Debt Issuance Costs. On April 7, 2015, the FASB issued ASU No. 2015-03, Simplifying the Presentation of Debt Issuance Costs, which requires that debt issuance costs related to a recognized debt liability be presented in the balance sheet as a direct deduction from the carrying amount of that debt liability, consistent with debt discounts, and that amortization of debt issuance costs be reported as interest expense. In August 2015, these provisions were further amended with guidance from the Securities and Exchange Commission Staff that they would not object to an entity deferring and presenting debt issuance costs related to line-of-credit arrangements as an asset and subsequently amortizing the deferred debt issuance costs ratably over the term of the line-of-credit arrangement, regardless of whether there are any outstanding borrowings on the line-of-credit arrangement. The recognition and measurement guidance for debt issuance costs are not affected by the amendments in this ASU. This ASU requires retrospective adoption and will be effective for us beginning with our first quarterly filing in 2016. Early adoption is permitted. We do not expect the adoption of this new standard to have a material impact on our financial position or results of operations.

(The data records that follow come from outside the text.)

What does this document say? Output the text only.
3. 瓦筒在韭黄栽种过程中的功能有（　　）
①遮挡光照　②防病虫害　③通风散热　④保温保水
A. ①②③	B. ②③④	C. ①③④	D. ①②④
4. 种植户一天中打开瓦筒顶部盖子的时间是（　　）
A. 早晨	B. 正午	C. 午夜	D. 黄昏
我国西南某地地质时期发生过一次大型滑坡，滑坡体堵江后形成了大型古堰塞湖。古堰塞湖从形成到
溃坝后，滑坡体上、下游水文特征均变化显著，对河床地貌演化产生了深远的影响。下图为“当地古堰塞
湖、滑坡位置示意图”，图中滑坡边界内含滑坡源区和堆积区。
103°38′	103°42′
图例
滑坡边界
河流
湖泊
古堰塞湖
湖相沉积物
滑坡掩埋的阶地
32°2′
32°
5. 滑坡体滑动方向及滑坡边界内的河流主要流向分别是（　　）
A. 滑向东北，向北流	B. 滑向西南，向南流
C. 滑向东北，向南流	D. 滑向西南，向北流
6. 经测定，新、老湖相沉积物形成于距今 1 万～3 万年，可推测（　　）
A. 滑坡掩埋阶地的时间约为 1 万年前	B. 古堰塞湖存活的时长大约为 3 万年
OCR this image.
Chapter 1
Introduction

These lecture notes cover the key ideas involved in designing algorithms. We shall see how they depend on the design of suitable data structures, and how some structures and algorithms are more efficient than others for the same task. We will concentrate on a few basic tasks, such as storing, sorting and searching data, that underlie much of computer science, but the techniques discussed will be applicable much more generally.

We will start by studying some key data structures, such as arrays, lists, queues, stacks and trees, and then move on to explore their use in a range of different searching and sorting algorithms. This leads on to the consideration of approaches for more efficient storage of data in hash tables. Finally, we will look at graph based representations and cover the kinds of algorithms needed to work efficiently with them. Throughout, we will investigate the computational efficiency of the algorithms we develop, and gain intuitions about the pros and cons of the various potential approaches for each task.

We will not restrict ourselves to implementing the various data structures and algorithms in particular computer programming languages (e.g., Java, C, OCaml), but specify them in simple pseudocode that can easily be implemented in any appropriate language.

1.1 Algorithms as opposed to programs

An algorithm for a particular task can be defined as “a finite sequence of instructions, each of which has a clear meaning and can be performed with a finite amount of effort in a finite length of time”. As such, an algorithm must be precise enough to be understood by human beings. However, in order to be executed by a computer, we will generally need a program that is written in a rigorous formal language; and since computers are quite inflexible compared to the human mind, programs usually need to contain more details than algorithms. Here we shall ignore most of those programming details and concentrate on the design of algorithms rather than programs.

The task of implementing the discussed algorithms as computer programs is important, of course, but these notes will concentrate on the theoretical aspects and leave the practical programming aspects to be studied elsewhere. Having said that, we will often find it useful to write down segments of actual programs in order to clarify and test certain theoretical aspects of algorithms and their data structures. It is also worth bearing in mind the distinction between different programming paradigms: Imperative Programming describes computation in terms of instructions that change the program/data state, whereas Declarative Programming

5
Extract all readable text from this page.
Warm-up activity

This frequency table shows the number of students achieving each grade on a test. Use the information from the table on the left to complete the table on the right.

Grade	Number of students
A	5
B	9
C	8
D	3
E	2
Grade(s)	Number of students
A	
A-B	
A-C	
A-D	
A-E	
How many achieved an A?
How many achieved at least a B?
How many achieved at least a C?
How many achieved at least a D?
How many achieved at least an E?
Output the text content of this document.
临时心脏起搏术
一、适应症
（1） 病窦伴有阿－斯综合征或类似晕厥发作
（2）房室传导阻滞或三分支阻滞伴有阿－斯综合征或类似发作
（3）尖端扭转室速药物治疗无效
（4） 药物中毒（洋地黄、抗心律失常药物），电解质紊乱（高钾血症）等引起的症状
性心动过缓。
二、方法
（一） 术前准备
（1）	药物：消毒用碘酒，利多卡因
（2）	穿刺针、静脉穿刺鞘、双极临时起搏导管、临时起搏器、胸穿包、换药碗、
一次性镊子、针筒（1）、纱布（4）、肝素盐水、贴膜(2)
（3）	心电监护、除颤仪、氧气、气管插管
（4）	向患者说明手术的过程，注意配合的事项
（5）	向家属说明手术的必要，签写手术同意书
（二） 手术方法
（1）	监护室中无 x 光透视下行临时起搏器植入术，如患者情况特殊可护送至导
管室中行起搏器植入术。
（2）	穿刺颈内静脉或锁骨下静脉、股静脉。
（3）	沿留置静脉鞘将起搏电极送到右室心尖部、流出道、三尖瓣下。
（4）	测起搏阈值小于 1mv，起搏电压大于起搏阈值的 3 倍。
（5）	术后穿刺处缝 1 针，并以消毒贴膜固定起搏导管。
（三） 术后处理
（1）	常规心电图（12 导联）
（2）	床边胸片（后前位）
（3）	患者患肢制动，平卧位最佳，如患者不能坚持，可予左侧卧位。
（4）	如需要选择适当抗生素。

Deferred Income Tax Classification. In November 2015, the FASB issued ASU No. 2015-17, Balance Sheet Classification of Deferred Taxes, which requires that the net of deferred tax assets and liabilities be classified as noncurrent on the balance sheet by jurisdiction rather than being separately presented as current and noncurrent portions. We are required to adopt the new standard beginning with our first quarterly filing in 2017; however, early adoption is permitted and the standard may be applied either retrospectively or on a prospective basis to all deferred tax assets and liabilities. On December 31, 2015, we elected to early adopt ASU No. 2015-17 prospectively, thus reclassifying $6.8 million of current deferred tax assets to noncurrent on the accompanying consolidated balance sheet. The prior reporting period was not retrospectively adjusted.
Item 7A.
Quantitative and Qualitative Disclosures About Market Risk
Interest Rate Risk
We are subject to interest rate market risk on our variable rate debt. As of December 31, 2015, we had $95.0 million outstanding under our Revolving Credit Facility, which is our only variable rate debt. The impact of a hypothetical 1% increase or decrease in interest rates on this amount of debt would have resulted in a corresponding increase or decrease, respectively, in interest expense of approximately $1.0 million, and a corresponding increase or decrease, respectively, in net income of approximately $0.6 million during the year ended December 31, 2015. This potential increase or decrease is based on the simplified assumption that the level of variable rate debt remains constant with an immediate across-the-board interest rate increase or decrease as of January 1, 2015.
Foreign Currency Risk
While the U.S. dollar is the functional currency for reporting purposes for our Colombian operations, we enter into transactions denominated in Colombian pesos. Nonmonetary assets and liabilities are translated at historical rates and monetary assets and liabilities are translated at exchange rates in effect at the end of the period. Income statement accounts are translated at average rates for the period. As a result, Colombian Peso denominated transactions are affected by changes in exchange rates. We generally accept the exposure to exchange rate movements without using derivative financial instruments to manage this risk. Therefore, both positive and negative movements in the Colombian Peso currency exchange rate against the U.S. dollar have and will continue to affect the reported amount of revenues, expenses, profit, and assets and liabilities in our consolidated financial statements.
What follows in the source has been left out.